L'udienza preliminare è stata rinviata al 16 febbraio per l'assenza di un risarcimento da parte dell'assicurazione dell'indagato, in attesa di un possibile patteggiamento

Nuovi problemi stanno ritardando il processo per la morte di Lucia Manfredi e Diego Duca, marito e moglie travolti e uccisi da un SUV a Torrette di Ancona il 4 gennaio scorso.
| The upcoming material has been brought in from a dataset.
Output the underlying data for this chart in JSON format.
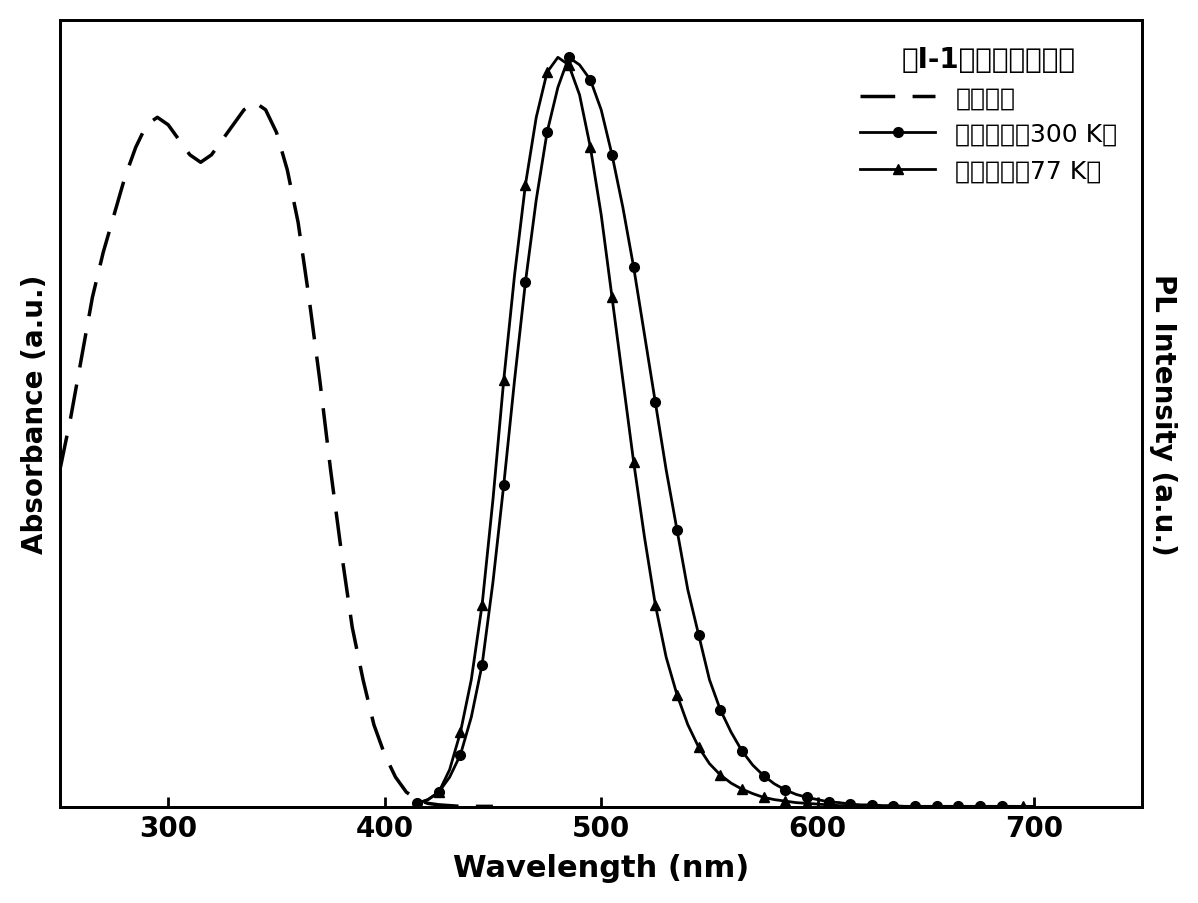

L’incidente, che ha anche provocato il danneggiamento di una cabina del metano e l’interruzione del gas in diverse abitazioni, ha portato l’automobilista responsabile, un 61enne collaboratore scolastico, ad essere accusato di duplice omicidio stradale e interruzione di pubblico servizio.

La tragedia ha scosso profondamente la comunità locale, in particolare perché le vittime erano figure ben conosciute: Diego Duca, autista soccorritore del 118 di Perugia, e Lucia Manfredi, neurologa all’ospedale regionale. Secondo la difesa del 61enne, l’uomo avrebbe accusato un malore alla guida, e per questo motivo non ricorda con chiarezza cosa sia accaduto. La difesa ha inoltre dichiarato che il collaboratore scolastico è “distrutto dal dolore” per l’incidente.

Tuttavia, l’udienza preliminare è stata rinviata al prossimo 16 febbraio, in quanto manca un elemento essenziale per procedere con il processo: non è ancora arrivata una risposta in merito al risarcimento dell’assicurazione del veicolo coinvolto. L’assicurazione è stata citata come responsabile civile dai familiari delle vittime, che si sono costituiti parte civile nel processo, rappresentati dall’avvocato Ruggero Benvenuto. La richiesta di risarcimento ammonta a quasi 2 milioni di euro.

L’avvocato Benvenuto ha commentato con indignazione: “È vergognoso che ancora non ci sia stato un risarcimento. C’è un bambino di 11 anni che è rimasto orfano”. La questione del risarcimento è fondamentale anche per la difesa, che ha avanzato l’ipotesi di un patteggiamento, ma la possibilità di procedere con questo accordo dipende dalla risposta dell’assicurazione, che ancora non si è espressa.

Oltre ai familiari delle vittime, anche l’associazione Vittime della Strada, rappresentata dall’avvocato Silvia Paoletti, si è costituita parte civile. La tragedia ha suscitato una forte reazione pubblica e le parti coinvolte sono determinati a far luce sull’incidente e ad ottenere giustizia per le vittime.

L’incidente ha avuto un impatto devastante non solo sulle famiglie delle vittime, ma anche sulla comunità sanitaria e sociale di Perugia e Ancona, dove i due coniugi erano molto conosciuti. La cittadinanza attende ora che la giustizia faccia il suo corso, mentre il risarcimento continua a rappresentare una questione delicata e fondamentale per la conclusione del processo.